# Piston rings on a 50cc moped engine



## xxironchefxx (Aug 9, 2008)

I am rebuilding a 50cc 2-stroke moped engine and i need to replace the piston rings. i measured one of the existing rings and it reads about 41mm in diameter. I went to the website of the company and found all the technical information about the moped and it said the piston ring diameter was 32 x 2 as you can see in the first picture. I don't know what units they are using and I cannot order the exact parts online because the company went out of business. The company is called JAWA and is from Europe. I need the correct measurements of the ring so i can order a new one. 32 x 2 is the only information given and if that is in millimeters, then it argues with my 41mm reading of the ring diameter (it is most likely not exactly 41mm but i don't have the correct tools to measure accurately). Are they measuring it a different way? Please tell me what i should do when trying to order replacing piston rings. I was thinking of using rings used for chainsaws. The cylinder has not been re bored. Also, on the second picture i do not understand why there is "A,B,and C" measurements of the same piston? Please help me.

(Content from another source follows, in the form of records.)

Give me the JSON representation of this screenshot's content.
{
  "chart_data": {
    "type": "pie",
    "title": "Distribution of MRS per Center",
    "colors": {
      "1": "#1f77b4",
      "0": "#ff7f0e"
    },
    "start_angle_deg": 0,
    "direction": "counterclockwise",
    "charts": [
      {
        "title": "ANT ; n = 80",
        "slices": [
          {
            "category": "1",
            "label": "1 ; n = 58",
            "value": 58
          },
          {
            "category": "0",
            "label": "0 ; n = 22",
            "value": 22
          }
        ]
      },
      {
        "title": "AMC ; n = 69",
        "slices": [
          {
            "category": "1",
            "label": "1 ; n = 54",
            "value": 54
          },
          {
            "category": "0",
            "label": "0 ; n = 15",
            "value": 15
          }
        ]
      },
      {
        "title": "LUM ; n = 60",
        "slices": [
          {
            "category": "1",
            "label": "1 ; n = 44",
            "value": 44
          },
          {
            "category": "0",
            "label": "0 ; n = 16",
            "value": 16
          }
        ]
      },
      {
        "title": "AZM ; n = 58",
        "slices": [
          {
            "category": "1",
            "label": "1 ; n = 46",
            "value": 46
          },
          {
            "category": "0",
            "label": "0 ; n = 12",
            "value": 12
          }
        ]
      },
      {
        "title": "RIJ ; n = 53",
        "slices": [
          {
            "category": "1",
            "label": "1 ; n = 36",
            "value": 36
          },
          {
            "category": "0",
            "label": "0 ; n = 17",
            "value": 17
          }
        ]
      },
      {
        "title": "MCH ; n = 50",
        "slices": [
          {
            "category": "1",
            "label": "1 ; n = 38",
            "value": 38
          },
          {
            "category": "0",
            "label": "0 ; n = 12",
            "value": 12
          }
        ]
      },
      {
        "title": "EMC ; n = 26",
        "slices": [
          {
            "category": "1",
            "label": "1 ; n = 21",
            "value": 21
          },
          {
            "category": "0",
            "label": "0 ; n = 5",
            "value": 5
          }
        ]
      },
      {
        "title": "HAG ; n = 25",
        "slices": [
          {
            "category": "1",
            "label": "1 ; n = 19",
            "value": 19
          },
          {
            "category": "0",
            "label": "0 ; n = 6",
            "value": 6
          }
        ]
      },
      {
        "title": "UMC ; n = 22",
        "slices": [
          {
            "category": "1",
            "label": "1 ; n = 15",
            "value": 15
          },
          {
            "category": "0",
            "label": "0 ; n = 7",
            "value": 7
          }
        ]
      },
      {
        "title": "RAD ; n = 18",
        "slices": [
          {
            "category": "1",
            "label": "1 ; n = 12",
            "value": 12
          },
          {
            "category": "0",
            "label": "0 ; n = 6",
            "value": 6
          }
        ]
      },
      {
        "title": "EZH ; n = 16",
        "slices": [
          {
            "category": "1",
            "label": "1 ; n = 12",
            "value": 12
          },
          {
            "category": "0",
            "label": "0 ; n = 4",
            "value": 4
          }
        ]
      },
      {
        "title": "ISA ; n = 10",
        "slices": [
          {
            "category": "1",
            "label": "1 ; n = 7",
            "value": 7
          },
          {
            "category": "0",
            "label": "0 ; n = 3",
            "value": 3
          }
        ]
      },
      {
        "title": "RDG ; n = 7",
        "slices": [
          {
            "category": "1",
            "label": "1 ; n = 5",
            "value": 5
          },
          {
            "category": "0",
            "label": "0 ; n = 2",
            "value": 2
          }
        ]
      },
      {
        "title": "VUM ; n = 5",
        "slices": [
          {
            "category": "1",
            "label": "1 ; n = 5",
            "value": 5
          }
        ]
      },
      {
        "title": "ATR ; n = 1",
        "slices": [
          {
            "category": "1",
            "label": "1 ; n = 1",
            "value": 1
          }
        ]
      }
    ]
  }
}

http://img354.imageshack.us/img354/838/123he8.png
http://img125.imageshack.us/img125/1053/1234vt8.png


----------



## SABL (Jul 4, 2008)

You more than likely measuring the rings with them being out of the cylinder. The munufacturer is probably giving the dimension of the ring in an installed or "compressed" condition. Squeeze the ring until the ends meet and remeasure.

Best of luck.
SABL


----------



## SABL (Jul 4, 2008)

Your measurement of +/- 41 seems to be correct. After looking at the pdf @ jawa I would think that the 32x2 is a typo.....and probably isn't the only one. As for the 3 different measurements, those could be tolerances for taper at differing locations.

That is one crude tech manual!


----------